Venant de la nouvelle gare Montparnasse (auparavant de Saint-Lazare, plus précisément de la rue de Liège, point d’aboutissement d’un habituel voyage Moulin-Paris1), j’arrive à Gaîté par l’avenue du Maine. Je comptais m’arrêter dans le café (connu de longue date) « Aux Armes de Bretagne » (ses saucisses-frites, ses tilts2) ; il est fermé, apparemment pas pour travaux. On aurait plutôt l’impression qu’il a fait faillite ou qu’il a été vendu, etc. (attente d’une transformation radicale dans les années qui viennent : il est vrai que l’autoroute annulera toute la rue Vercingétorix)3.

Je me rabats sur « Les Mousquetaires », presque en face, avenue du Maine (où je suis venu, un jour de 55 ou 56, chercher Jacques et/ou son père qui faisaient un billard4).
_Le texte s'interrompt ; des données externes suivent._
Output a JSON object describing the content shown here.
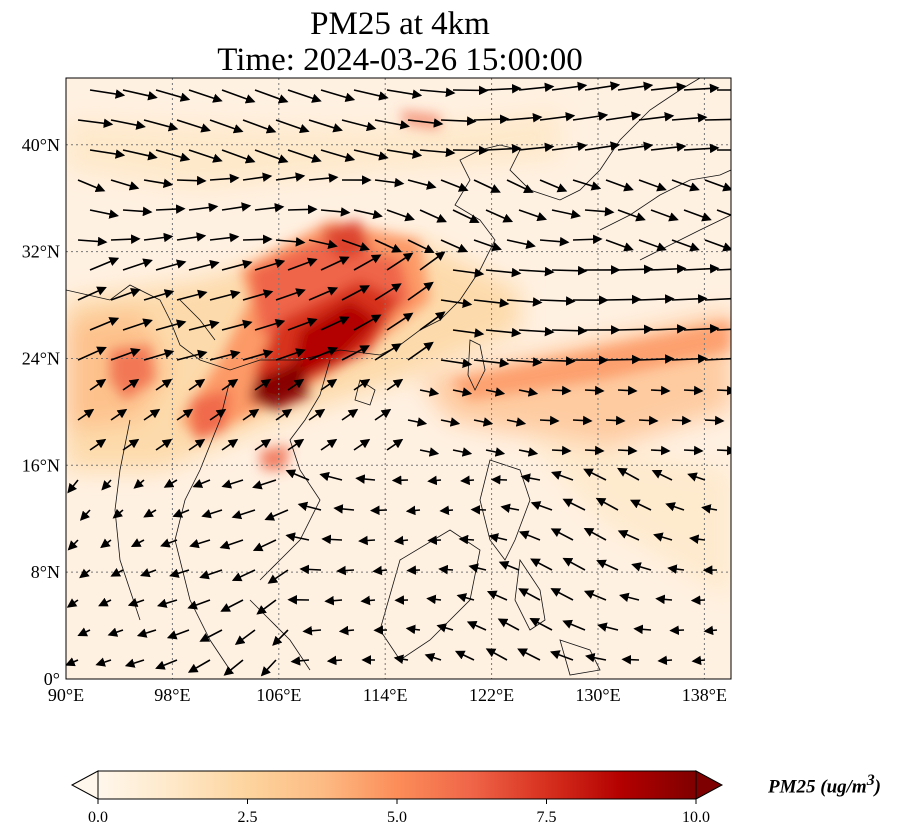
{
  "title": {
    "line1": "PM25 at 4km",
    "line2": "Time: 2024-03-26 15:00:00"
  },
  "map": {
    "projection": "PlateCarree",
    "lon_range": [
      90,
      140
    ],
    "lat_range": [
      0,
      45
    ],
    "gridlines": "dotted",
    "lon_ticks": [
      {
        "value": 90,
        "label": "90°E"
      },
      {
        "value": 98,
        "label": "98°E"
      },
      {
        "value": 106,
        "label": "106°E"
      },
      {
        "value": 114,
        "label": "114°E"
      },
      {
        "value": 122,
        "label": "122°E"
      },
      {
        "value": 130,
        "label": "130°E"
      },
      {
        "value": 138,
        "label": "138°E"
      }
    ],
    "lat_ticks": [
      {
        "value": 0,
        "label": "0°"
      },
      {
        "value": 8,
        "label": "8°N"
      },
      {
        "value": 16,
        "label": "16°N"
      },
      {
        "value": 24,
        "label": "24°N"
      },
      {
        "value": 32,
        "label": "32°N"
      },
      {
        "value": 40,
        "label": "40°N"
      }
    ]
  },
  "colorbar": {
    "colormap": "OrRd",
    "range": [
      0,
      10
    ],
    "extend": "both",
    "ticks": [
      "0.0",
      "2.5",
      "5.0",
      "7.5",
      "10.0"
    ],
    "label_text": "PM25 (ug/m",
    "label_sup": "3",
    "label_close": ")",
    "colors": [
      "#fff7ec",
      "#fee8c8",
      "#fdd49e",
      "#fdbb84",
      "#fc8d59",
      "#ef6548",
      "#d7301f",
      "#b30000",
      "#7f0000"
    ]
  }
}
Les (cinq) billards sont toujours là. Je ne les vois pas, mais j’entends de temps à autre le bruit caractéristique des boules se heurtant.

Juke-box : Moustaki chante sa gueule de métèque5.

Clientèle clairsemée. Beaucoup de solitaires. L’un à verre de rouge (mi-clochard). Un Coréen (ou Japonais) qui ressemble à un des joueurs du club de Go (et peut-être me regarde comme s’il cherchait à me reconnaître6).

Deux Algériens.

Un jeune barbu, dont l’amie arrive sur ces entrefaites (et plus tard rejoint par un autre couple).

C’est un mauvais poste d’observation. On ne voit que l’avenue du Maine, mal éclairée, et l’amorce, plus obscure encore, de la rue Vercingétorix.

La sortie du métro Gaîté.

Un lampadaire portant des affichettes du kiosque à journaux :

Nouveau

Spécial Dernière (en biais ?)

« Le Tiercé de Monsieur »7.

Contre le lampadaire (sous ladite affichette et, me semble-t-il, en cachant une autre8), un cyclomoteur jaune.

Beaucoup de monde dans les rues.

Peu de suiveurs ou suiveuses de mode (l’un de mes actuels dadas9) : un manteau très long de faux cuir ; une peau, fourrure à l’intérieur.

Beaucoup ont des paquets.

Des pains.

Petit drame au comptoir. Un homme (martiniquais ?) a renversé un paquet contenant (entre autres ?) une bouteille de vin. Il porte une casquette. Le patron à gilet rouge l’aide (on aurait pu craindre pire10) à réparer les dégâts.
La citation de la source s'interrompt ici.